Evidence shows coughing can generate droplets of size from 0.1 µm to 100 µm which lie in the range of aerosol generation.9Therefore, we can categorize procedures that may induce coughing, such as FEES and VFSS, as AGP and recommend adoption of the highest level of PPE with face shield or goggles, N95 respirator and isolation gown when undertaking these procedures. Face shield can practically provide more coverage to the eyes and face and prevent contamination of the facial skin which is commonly overlooked by most health care personnel during doffing of PPE leading to later transmission of virus through the nose and eyes through hand spread. Careful donning and doffing of isolation gowns is critical to minimize potential contamination.

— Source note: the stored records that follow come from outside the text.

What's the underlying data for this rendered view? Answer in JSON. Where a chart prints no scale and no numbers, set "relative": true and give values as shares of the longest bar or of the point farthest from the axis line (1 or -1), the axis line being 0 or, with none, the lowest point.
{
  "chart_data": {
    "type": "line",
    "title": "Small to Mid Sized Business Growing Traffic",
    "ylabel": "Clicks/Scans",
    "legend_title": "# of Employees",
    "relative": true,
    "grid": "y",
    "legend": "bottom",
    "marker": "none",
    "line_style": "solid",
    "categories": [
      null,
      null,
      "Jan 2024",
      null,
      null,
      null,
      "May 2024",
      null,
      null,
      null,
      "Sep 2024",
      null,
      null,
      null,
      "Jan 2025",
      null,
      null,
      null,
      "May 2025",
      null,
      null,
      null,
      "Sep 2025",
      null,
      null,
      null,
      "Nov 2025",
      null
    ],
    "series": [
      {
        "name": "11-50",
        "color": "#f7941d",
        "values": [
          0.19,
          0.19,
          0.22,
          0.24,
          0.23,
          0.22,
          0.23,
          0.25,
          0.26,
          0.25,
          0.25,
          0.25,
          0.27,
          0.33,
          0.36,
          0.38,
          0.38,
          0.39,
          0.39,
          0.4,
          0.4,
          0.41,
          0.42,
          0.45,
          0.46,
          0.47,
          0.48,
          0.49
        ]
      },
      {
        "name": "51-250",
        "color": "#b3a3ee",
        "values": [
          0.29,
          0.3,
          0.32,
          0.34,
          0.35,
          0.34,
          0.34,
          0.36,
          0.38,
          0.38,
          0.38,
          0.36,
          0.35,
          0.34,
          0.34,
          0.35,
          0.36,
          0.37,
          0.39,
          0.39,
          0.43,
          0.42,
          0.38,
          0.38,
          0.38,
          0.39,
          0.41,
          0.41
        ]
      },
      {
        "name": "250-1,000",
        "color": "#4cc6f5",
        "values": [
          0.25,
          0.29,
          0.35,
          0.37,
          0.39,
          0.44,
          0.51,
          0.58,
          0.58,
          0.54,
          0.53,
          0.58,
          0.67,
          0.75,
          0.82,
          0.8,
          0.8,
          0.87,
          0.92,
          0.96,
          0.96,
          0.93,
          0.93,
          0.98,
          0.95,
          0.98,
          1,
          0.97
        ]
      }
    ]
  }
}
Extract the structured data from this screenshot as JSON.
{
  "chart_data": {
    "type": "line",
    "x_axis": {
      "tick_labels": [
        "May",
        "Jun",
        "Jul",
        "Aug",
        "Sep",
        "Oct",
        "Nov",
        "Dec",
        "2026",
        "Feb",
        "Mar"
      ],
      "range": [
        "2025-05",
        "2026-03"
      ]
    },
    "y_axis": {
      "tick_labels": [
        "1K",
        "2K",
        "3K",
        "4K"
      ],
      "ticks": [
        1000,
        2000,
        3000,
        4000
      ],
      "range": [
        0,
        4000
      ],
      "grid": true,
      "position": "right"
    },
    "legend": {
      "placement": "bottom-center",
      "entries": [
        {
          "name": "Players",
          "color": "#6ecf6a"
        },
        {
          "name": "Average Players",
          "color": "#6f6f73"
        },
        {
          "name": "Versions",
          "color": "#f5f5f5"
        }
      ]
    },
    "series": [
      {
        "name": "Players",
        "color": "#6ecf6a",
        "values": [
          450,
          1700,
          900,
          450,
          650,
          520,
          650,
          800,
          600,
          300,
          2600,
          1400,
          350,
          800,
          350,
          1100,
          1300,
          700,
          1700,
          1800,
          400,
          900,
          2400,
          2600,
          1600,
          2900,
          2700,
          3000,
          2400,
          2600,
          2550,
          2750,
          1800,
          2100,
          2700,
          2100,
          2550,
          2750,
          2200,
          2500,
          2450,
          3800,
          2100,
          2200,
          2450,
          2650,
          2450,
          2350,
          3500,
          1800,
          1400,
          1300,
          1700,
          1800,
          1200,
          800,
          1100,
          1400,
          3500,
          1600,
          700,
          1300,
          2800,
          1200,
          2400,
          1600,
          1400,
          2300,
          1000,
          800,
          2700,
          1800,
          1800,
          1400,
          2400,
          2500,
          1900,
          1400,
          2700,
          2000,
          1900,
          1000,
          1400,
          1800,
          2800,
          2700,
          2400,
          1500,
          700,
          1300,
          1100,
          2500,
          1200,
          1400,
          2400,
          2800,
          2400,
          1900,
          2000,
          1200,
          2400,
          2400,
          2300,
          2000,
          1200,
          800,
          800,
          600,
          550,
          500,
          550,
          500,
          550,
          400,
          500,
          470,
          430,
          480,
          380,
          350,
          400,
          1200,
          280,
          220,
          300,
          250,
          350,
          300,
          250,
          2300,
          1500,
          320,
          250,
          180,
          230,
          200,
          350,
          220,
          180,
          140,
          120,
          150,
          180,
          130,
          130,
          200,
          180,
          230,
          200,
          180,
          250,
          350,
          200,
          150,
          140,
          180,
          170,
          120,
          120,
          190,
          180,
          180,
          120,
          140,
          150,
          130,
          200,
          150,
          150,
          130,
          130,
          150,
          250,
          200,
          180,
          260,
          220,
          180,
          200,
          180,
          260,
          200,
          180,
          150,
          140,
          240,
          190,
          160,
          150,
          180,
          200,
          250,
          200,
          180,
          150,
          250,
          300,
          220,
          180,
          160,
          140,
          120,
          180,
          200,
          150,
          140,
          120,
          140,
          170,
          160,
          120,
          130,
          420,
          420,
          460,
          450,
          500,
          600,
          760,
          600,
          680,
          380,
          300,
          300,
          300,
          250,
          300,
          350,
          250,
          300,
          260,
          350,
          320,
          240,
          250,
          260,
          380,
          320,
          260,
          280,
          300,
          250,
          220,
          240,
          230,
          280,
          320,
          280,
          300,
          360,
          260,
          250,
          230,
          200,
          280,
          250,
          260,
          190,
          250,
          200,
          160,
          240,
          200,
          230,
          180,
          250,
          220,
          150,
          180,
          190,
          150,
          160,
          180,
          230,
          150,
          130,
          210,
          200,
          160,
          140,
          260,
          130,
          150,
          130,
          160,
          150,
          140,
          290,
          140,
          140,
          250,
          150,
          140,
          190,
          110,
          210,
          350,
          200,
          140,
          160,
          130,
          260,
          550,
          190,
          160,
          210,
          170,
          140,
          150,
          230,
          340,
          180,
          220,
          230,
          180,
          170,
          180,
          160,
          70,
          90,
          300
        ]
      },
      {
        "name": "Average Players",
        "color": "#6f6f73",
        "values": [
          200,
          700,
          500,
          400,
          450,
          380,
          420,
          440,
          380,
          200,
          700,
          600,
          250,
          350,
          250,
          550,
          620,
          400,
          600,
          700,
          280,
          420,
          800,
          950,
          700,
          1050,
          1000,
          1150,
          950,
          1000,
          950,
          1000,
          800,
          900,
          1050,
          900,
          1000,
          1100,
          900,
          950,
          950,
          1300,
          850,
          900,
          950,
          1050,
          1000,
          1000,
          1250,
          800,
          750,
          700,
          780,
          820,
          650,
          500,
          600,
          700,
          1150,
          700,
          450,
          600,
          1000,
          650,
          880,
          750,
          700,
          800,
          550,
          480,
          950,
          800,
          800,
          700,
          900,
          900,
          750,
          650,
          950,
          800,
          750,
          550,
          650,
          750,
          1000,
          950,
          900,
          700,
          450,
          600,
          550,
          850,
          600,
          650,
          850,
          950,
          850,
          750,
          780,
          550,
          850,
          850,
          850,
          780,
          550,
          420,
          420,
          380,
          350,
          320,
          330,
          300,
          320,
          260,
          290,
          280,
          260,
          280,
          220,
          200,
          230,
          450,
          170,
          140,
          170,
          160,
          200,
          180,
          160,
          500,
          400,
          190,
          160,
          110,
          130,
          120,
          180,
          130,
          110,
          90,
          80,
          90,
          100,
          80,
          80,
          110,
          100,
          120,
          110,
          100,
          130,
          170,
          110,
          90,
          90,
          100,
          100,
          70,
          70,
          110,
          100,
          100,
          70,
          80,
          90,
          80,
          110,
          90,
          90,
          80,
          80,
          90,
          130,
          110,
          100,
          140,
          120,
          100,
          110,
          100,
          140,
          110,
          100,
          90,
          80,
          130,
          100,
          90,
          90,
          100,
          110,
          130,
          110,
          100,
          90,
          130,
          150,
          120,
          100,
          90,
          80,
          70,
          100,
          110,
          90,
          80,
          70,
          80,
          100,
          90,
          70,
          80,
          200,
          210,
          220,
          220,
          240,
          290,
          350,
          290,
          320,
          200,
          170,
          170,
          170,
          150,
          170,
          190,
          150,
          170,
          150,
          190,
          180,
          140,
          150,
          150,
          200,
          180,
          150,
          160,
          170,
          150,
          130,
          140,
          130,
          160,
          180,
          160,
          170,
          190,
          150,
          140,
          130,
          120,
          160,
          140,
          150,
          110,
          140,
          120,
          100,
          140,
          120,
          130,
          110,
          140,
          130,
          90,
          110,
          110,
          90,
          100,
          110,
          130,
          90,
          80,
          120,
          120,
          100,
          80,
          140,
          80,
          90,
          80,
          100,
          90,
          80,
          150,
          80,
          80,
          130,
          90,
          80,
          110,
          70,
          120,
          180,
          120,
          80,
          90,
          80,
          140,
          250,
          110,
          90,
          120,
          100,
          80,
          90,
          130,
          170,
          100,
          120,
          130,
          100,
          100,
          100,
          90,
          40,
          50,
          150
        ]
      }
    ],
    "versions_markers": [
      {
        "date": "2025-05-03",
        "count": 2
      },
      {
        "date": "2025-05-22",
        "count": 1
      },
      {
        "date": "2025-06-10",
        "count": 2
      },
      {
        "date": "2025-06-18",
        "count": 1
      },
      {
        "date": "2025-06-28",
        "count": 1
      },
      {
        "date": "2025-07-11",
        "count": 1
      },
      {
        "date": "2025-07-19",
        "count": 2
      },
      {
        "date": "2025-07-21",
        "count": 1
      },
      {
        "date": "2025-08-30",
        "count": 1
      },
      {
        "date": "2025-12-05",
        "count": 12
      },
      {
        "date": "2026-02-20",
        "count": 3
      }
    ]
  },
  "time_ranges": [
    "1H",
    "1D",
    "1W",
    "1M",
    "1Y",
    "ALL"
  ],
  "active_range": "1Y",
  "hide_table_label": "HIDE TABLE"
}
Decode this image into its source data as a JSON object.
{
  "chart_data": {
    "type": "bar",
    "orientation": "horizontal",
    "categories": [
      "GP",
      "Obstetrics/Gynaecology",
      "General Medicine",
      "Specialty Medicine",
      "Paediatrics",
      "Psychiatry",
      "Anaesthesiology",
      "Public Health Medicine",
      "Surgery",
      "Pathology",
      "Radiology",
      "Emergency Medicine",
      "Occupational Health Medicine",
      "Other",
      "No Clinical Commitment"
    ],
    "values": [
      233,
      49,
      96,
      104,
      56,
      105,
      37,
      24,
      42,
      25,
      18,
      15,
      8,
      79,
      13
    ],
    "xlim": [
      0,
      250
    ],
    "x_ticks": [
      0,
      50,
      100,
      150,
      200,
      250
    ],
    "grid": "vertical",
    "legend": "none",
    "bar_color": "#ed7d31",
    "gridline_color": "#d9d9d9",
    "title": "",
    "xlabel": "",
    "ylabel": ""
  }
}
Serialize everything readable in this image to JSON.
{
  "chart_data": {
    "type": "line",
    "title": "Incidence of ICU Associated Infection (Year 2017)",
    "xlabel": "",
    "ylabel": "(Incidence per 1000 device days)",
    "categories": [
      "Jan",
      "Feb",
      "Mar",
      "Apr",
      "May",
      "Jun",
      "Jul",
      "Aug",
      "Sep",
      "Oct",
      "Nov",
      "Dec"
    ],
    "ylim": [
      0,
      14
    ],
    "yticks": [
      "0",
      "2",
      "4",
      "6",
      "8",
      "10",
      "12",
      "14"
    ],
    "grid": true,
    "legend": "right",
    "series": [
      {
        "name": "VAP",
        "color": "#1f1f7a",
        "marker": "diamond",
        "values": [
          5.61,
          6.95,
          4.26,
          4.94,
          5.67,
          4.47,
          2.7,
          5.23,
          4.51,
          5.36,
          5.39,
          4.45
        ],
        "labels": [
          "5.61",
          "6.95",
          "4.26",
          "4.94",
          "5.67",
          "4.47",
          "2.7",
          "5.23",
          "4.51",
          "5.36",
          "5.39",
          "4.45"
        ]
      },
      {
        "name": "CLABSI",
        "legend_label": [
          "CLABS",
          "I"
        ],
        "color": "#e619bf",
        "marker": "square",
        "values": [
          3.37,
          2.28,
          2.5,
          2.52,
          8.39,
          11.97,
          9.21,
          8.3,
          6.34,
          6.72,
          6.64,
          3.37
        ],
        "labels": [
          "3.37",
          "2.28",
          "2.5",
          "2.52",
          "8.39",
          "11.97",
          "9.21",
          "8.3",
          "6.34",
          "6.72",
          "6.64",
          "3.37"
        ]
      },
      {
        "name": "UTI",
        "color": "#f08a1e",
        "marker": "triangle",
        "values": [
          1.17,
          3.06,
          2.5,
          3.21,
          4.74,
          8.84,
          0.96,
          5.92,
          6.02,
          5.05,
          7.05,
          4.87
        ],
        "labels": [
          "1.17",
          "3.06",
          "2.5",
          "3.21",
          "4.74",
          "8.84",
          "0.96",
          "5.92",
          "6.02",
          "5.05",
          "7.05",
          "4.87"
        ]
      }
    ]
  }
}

Screening and Timing of Examination
FEES and VFSS can trigger sneezing and/or coughing, leading to aerosolization during the procedure. The unpublished data of 982 patients attending the combined dysphagia clinic in Prince of Wales Hospital showed that of those with dysphagia following head and neck cancer treatment, nearly 80% had impaired laryngeal protective reflex. Thus, the incidence of intense coughing during FEES and VFSS may be low in head and neck cancer patients as their nose and pharynx are less sensitive to instrumentation and penetration/aspiration. However, as evidence shows speaking can generate a sufficient amount of droplets to transmit SARS-CoV-2,10 and patients are generally not able to wear a face mask during the swallowing evaluation, we should be more conservative when considering these instrumental swallowing procedures. If the condition is not urgent, we suggest postponing any FEES or VFSS for 14 days, as suggested according to the incubation period of COVID-19 in any high-risk patients based on history (T ravel, O ccupation, C ontact andC lustering phenomenon as TOCC ) and symptomatology such as fever, cough, shortness of breath, and expectorant. It must also be considered that the patient must self-isolate for that 14-day period in order for the healthcare team to be confident of low risk for completion of the swallowing assessment. Additionally, olfactory disturbance has been noticed to occur in high proportion of confirmed cases of COVID-19 (15 to 60%) globally, and can be an early or solitary symptom of infection.11 With more supporting evidence in our unpublished data on smell loss (47%) and taste loss (45%) in COVID-19 confirmed patients, smell and taste disturbance may serve as markers for potential COVID-19 to enhance surveillance in clinic. For patients who require urgent swallowing evaluation in extenuating circumstances (such as acute status change or newly diagnosed aspiration pneumonia), SARS-CoV-2 testing or full aerosol PPE are recommended to minimize transmission risk.